Penny Points to Paradise (1951) came first. Despite its obscene-sounding title, it was little more than a tentative, practically undirected effort to provide employment and exposure for Sellers, Milligan, Secombe, and Bentine. (Also appearing were Alfred Marks, Bill Kerr, and Felix Mendelssohn and His Hawaiian Serenaders.) The 77-minute Penny was an insignificantly small movie even by the standards of bilge-budget British independent filmmaking in 1951, and it nearly achieved the supreme ignominy of never even earning a bad review let alone a mediocre one. But by virtue of its stars, a term one must use loosely since none of them actually shone at the time, Penny survived to become a rare and important bit of Goon juvenilia.

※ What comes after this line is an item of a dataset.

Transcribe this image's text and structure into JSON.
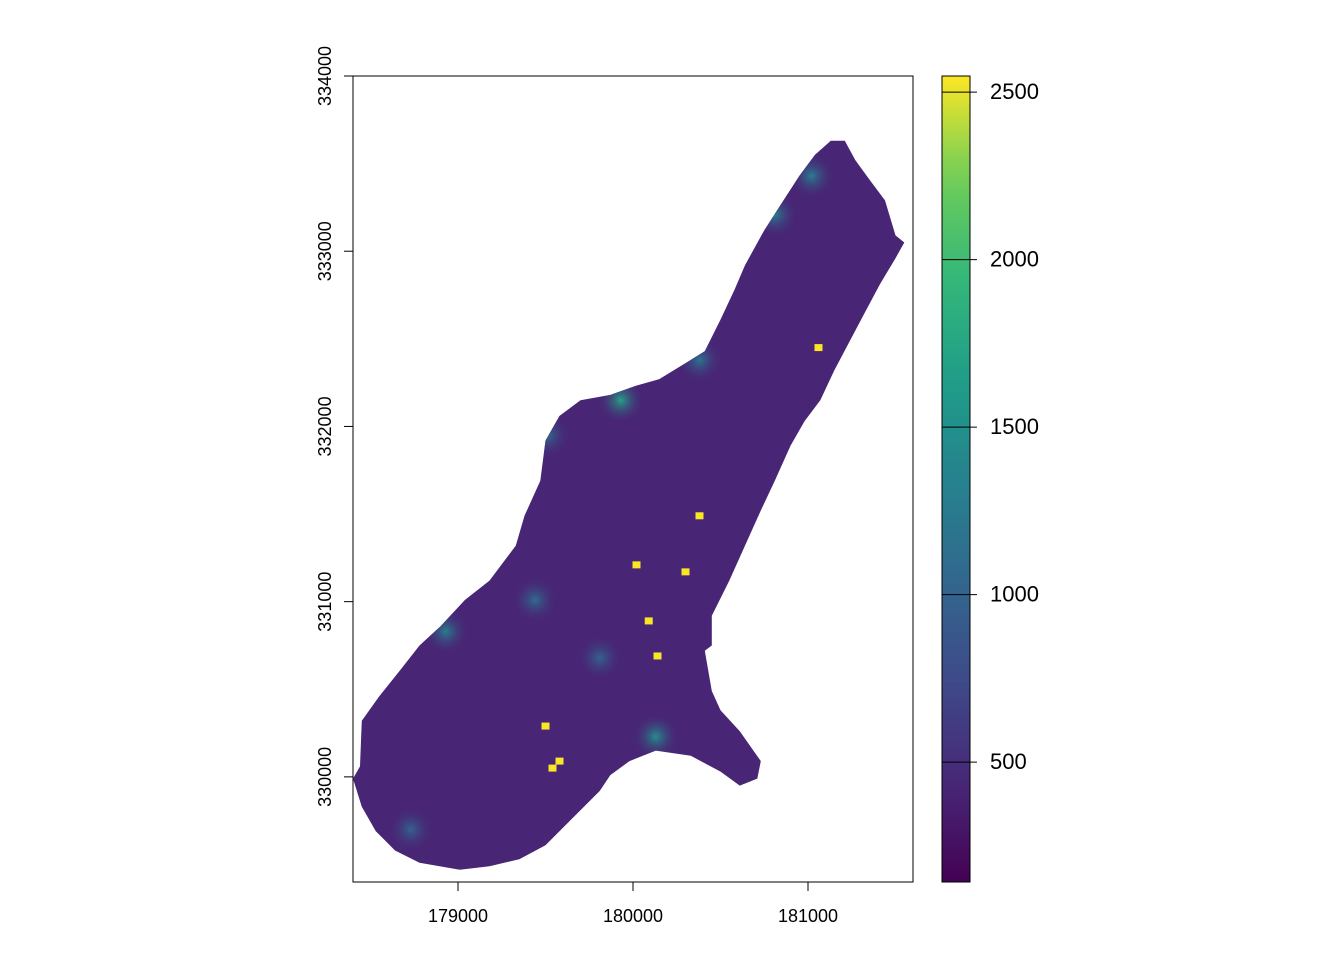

In the film, Spike tells Sellers about some scheme, using a hip slang reference to cash. “Spondulix!” the befuddled Sellers cries. “Dreadful disease!” Spike: “No, major, the spondulix!” Spike makes the universal gesture for money-grubbing, prompting Sellers to reply, “In the fingers?! Worst place you can have it! It travels straight up the brain and crumbles the arm! No, no, it travels up the arm and crumbles the brain. Yes!”

We see Sellers doing a pratfall over a garden wall; we see him grasping a rifle being shadowed by an Angel of Death figure in a black shroud; we see him swinging his arm around and rapping Harry Secombe straight across the face.

Peter emerges in a shower cap and towel: “This is a bathroom and not a confounded beehive!” he explains, only to return to the same business a little later and declare, “Madame, this is a bathroom and not a nursery!” (In both cases the towel threatens to slip off, and one notices that David Lodge’s description of the youngish Peter was substantially correct: He was big, and he was hairy, too, with great tufts of the stuff on his shoulders.)